É importante frisarmos que o momento da quarentena é um período passageiro e que serve para a garantia da preservação de muitas vidas. E que tudo que se pretenda fazer em relação à sua condição sexual e de gênero, só é possível quando se tem condições mínimas de segurança à vida.
Portanto, visando sempre o menor prejuízo, quando a própria vida está em jogo, seja pela ameaça do COVID-19, seja pela ameaça homofóbica dos familiares, o recuo estratégico para a preservação da integridade física e psicológica é sempre a melhor alternativa, ao tempo, que podemos compartilhar nossas inquietações e anseios com nossos amigos e familiares mais compreensivos para ampliarmos nossa rede de apoio e recorrermos quando necessário.
As pessoas transexuais vivem em situação de maior vulnerabilidade familiar normalmente. Como elas podem se trabalhar psicologicamente nesta quarentena?
As pessoas trans passam por marcadores ainda mais significativos no Brasil, considerando que somos o país que mais mata pessoas trans no mundo. Várias portas são fechadas, não só da subjetividades, mas, também, de vagas para pessoas trans no mercado formal. Vale destacar que são pessoas que também estão na linha de frente das violências. O Panamá, por exemplo, criou uma quarentena que institui que homens saem em um dia e mulheres em outros, alternando. Estaremos aí garantindo o direito das pessoas trans à saída no dia da sua identidade de gênero? Ressalto aqui também a importância de construir redes de apoio para esse momento que estamos passando.

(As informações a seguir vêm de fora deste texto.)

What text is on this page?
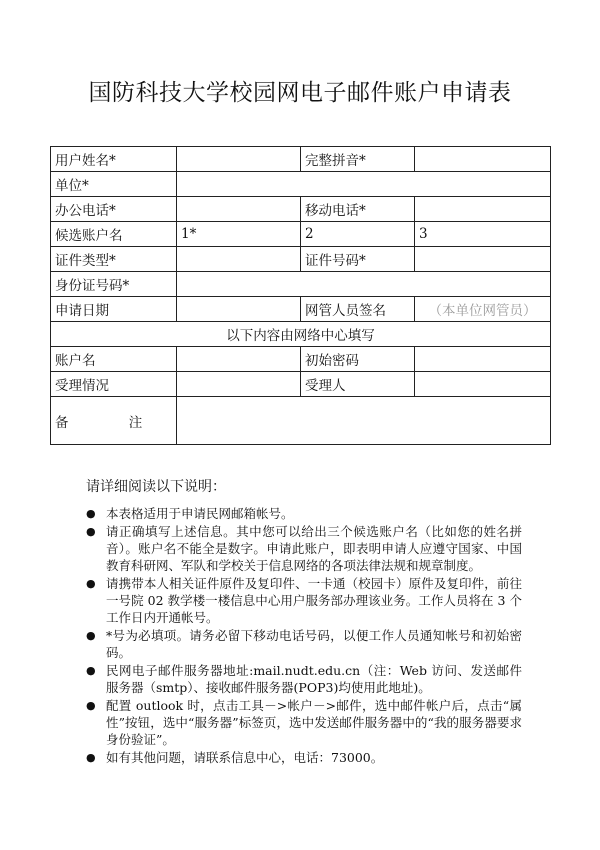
国防科技大学校园网电子邮件账户申请表
用户姓名*		完整拼音*	
单位*			
办公电话*		移动电话*	
候选账户名	1*	2	3
证件类型*		证件号码*	
身份证号码*			
申请日期		网管人员签名	（本单位网管员）
以下内容由网络中心填写			
账户名		初始密码	
受理情况		受理人	
备 注			
请详细阅读以下说明：
● 本表格适用于申请民网邮箱帐号。
● 请正确填写上述信息。其中您可以给出三个候选账户名（比如您的姓名拼音）。账户名不能全是数字。申请此账户，即表明申请人应遵守国家、中国教育科研网、军队和学校关于信息网络的各项法律法规和规章制度。
● 请携带本人相关证件原件及复印件、一卡通（校园卡）原件及复印件，前往一号院 02 教学楼一楼信息中心用户服务部办理该业务。工作人员将在 3 个工作日内开通帐号。
● *号为必填项。请务必留下移动电话号码，以便工作人员通知帐号和初始密码。
● 民网电子邮件服务器地址:mail.nudt.edu.cn（注：Web 访问、发送邮件服务器（smtp）、接收邮件服务器(POP3)均使用此地址)。
● 配置 outlook 时，点击工具－>帐户－>邮件，选中邮件帐户后，点击“属性”按钮，选中“服务器”标签页，选中发送邮件服务器中的“我的服务器要求身份验证”。
● 如有其他问题，请联系信息中心，电话：73000。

Como as pessoas LGBTQIAP+ podem se blindar dos conflitos familiares nesse momento de quarentena?
Como estratégia para amenizar essa situação, alguns LGBTQIAP+ tem relatado que preferem fazer isolamento dentro do isolamento, que se trata em evitar o contato com os familiares mais preconceituosos e acessá-los somente quando estritamente necessário, evitando, inclusive, confrontos diretos. Em contrapartida, pode ser incorporada a essa estratégia a utilização das redes sociais para manter contato e intensificar os vínculos com amigos e parentes que estão distantes e que compreendam a diversidade sexual e de gênero.
O isolamento dentro do isolamento tem sido muito comum para as pessoas LGBTQIAP+ que vivem em famílias. Até que ponto isso é positivo e como isso deve ser trabalhado?
Isto poderá proporcionar sensação de acolhimento e de apoio durante o período de quarentena no qual a convivência social está restrita com as pessoas que moram conosco e que nem sempre podem ser nas quais buscamos amparo e proteção. Neste caso, é necessário termos cautela com atitudes que possam desdobrar-se em conflitos, como no caso de se assumir para a família, principalmente, quando ainda se está sob a tutela dela e ainda mantenha algum tipo de dependência.
Qual o momento certo para essas pessoas LGBTQIAP+ que estão em situação de conflito buscarem ajuda psicológica?
Quando não conseguimos identificar essas pessoas que podem nos servir de apoio ou até mesmo quando não estamos conseguindo lidar com essas questões de maneira saudável, podemos procurar ajuda profissional de um psicólogo. Atualmente, existem serviços e profissionais atendendo voluntariamente por conta da pandemia do COVID-19, e não há necessidade de procurá-los apenas em situações específicas, o enfrentamento à homofobia já se configura como uma questão que necessita de amparo e fortalecimento da pessoa para não sucumbir a este isolamento e às suas consequências. É nesse sentido, que a ajuda psicológica pode ser importante e fundamental.